A crafty one, Drudge.)

No, Huckabee has peaked. He will be a horribly disfiguring addition to a Giuliani ticket, is my guess.

Ron Paul, however, hasn’t peaked. He’s on track to raise about $20 million for the quarter, which is probably going to be at least 40 percent more than what anybody else in the GOP field will raise, and possibly up to twice as much. That’s simply stupefying when you think about it. A, what, 78-year-old “kook” who wants to bring back the gold standard, abolish the Federal Reserve and the IRS, legalize drugs, close the border and get out of Iraq — he is beating the living hell out of Giuliani and Romney in the paper chase.

That is profound.

Most of this horse-race stuff is utterly irrelevant, as far as the markets are concerned. But Ron Paul might be indicative of something which could, just maybe, disturb the toxic media/bureaucratic duopoly over American policy.

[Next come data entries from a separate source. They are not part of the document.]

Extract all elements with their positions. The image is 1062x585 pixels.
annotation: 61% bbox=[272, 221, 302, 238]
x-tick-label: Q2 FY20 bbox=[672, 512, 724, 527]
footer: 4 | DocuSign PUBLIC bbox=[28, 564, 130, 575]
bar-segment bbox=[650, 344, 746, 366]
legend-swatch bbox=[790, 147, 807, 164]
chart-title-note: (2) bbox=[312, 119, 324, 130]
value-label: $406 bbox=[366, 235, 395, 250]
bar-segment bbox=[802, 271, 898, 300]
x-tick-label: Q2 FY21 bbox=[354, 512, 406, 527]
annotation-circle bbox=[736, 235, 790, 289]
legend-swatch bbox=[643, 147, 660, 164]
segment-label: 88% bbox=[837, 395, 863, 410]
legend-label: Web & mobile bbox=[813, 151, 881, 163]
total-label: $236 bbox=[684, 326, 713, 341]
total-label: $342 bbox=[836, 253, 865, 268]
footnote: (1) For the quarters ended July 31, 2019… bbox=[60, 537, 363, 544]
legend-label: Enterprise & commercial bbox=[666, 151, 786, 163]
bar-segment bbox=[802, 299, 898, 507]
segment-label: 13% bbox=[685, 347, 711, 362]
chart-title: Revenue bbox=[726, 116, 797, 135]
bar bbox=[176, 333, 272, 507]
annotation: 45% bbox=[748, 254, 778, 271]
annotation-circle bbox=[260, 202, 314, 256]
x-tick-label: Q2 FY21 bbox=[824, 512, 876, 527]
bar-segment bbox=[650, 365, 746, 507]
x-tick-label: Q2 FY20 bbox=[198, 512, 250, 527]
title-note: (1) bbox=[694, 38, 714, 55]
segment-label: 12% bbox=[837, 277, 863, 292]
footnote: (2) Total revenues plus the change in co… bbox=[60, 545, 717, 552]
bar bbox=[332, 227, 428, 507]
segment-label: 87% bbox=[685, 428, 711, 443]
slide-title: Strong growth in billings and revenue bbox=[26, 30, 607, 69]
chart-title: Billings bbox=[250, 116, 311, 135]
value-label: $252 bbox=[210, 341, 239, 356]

And guess what? Ron Paul is most definitely going to be running a third party ticket once he racks up a jarring total for the nomination.

Meanwhile, the NRCC is bankrupt. On the rare occasion that a reporter will give John Boehner a gasp of air, Boehner crybabies about how nobody wants to give him money.

Bush’s approval ratings have actually rebounded, and the latest polls put Bush in the 37 percent range. Republican apparatchiks talk as if Bush is some kind of GOP albatross. I think it’s the opposite. Bush has credibility insofar as his actions are concerned. He will say he will do something, and he will probably definitely sound like an idiot explaining why, but he will do it, and there’s usually some vague principle buried under the ####pile of mangled syntax.

With the congressional Republicans, though, the odds are they’ll just steal your money. Their credibility is just that abysmal.